Probenecid, weak organic acids such as loop diuretics, and pyrazoles (phenylbutazone) can reduce the elimination of methotrexate and higher serum concentrations may be assumed inducing higher haematological toxicity. Great caution should be exercised when these medicinal products are coadministered with methotrexate. NSAID preparations must not be given prior to or concomitantly with the high doses of methotrexate. Concomitant administration of NSAIDs and methotrexate at high doses has reportedly elevated and prolonged serum methotrexate levels, resulting in deaths from severe haematological and gastrointestinal toxicity. There is also a possibility of increased toxicity when low dose methotrexate and non-steroidal antiinflammatory medicinal products or salicylates are combined.

Medicinal products with adverse reactions on the bone marrow In the case of medication with medicinal products, which may have adverse reactions on the bone marrow (e.g. sulfonamides, trimethoprim-sulphamethoxazole, chloramphenicol, pyrimethamine); attention should be paid to the possibility of pronounced impairment of blood formation.

Medicinal products which cause folate deficiency

The concomitant administration of products which cause folate deficiency (e.g. sulfonamides, trimethoprim-sulfamethoxazole) can lead to increased methotrexate toxicity. Particular care is therefore advisable in the presence of existing folic acid deficiency.

Products containing folic acid or folinic acid

Vitamin preparations or other products containing folic acid, folinic acid or their derivatives may decrease the effectiveness of methotrexate.

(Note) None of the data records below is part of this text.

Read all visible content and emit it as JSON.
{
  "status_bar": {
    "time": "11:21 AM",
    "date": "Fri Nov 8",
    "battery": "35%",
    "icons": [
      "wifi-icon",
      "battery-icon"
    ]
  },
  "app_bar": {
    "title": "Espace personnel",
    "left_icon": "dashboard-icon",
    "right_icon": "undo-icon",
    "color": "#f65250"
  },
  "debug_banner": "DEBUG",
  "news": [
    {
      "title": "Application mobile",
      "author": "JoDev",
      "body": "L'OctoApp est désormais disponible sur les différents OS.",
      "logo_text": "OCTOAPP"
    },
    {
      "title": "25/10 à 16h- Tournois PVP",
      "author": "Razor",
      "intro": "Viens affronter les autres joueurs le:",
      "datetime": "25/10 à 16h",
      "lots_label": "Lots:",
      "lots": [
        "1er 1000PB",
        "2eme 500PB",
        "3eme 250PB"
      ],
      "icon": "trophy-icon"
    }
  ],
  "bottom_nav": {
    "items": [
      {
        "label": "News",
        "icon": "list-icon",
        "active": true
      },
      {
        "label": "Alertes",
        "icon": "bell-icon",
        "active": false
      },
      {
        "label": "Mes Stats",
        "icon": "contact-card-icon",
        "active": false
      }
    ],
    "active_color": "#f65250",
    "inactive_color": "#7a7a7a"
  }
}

Other antirheumatic medicinal products

An increase in the toxic effects of methotrexate is, in general, not to be expected when methotrexate is administered simultaneously with other antirheumatic medicinal products (e.g. gold compounds, penicillamine, hydroxychloroquine, sulfasalazine, azathioprine, ciclosporin).

Sulfasalazine

Although the combination of methotrexate and sulfasalazine can cause undesirable effects, e.g. folate-deficiency anaemias, due to the inhibition of folic acid synthesis through sulfasalazine, such undesirable effects have only been observed in rare individual cases.

Mercaptopurine

Methotrexate increases the plasma levels of mercaptopurine. The combination of methotrexate and mercaptopurine may therefore require dose adjustment.

Proton-pump inhibitors

A concomitant administration of proton-pump inhibitors like omeprazole or pantoprazole can lead to interactions: Concomitant administration of methotrexate and omeprazole has led to delayed renal elimination of methotrexate. In combination with pantoprazole inhibited renal elimination of the metabolite 7-hydroxymethotrexate with myalgia and shivering was reported in one case.

Theophylline

Methotrexate may decrease the clearance of theophylline; theophylline levels should be monitored when used concurrently with methotrexate.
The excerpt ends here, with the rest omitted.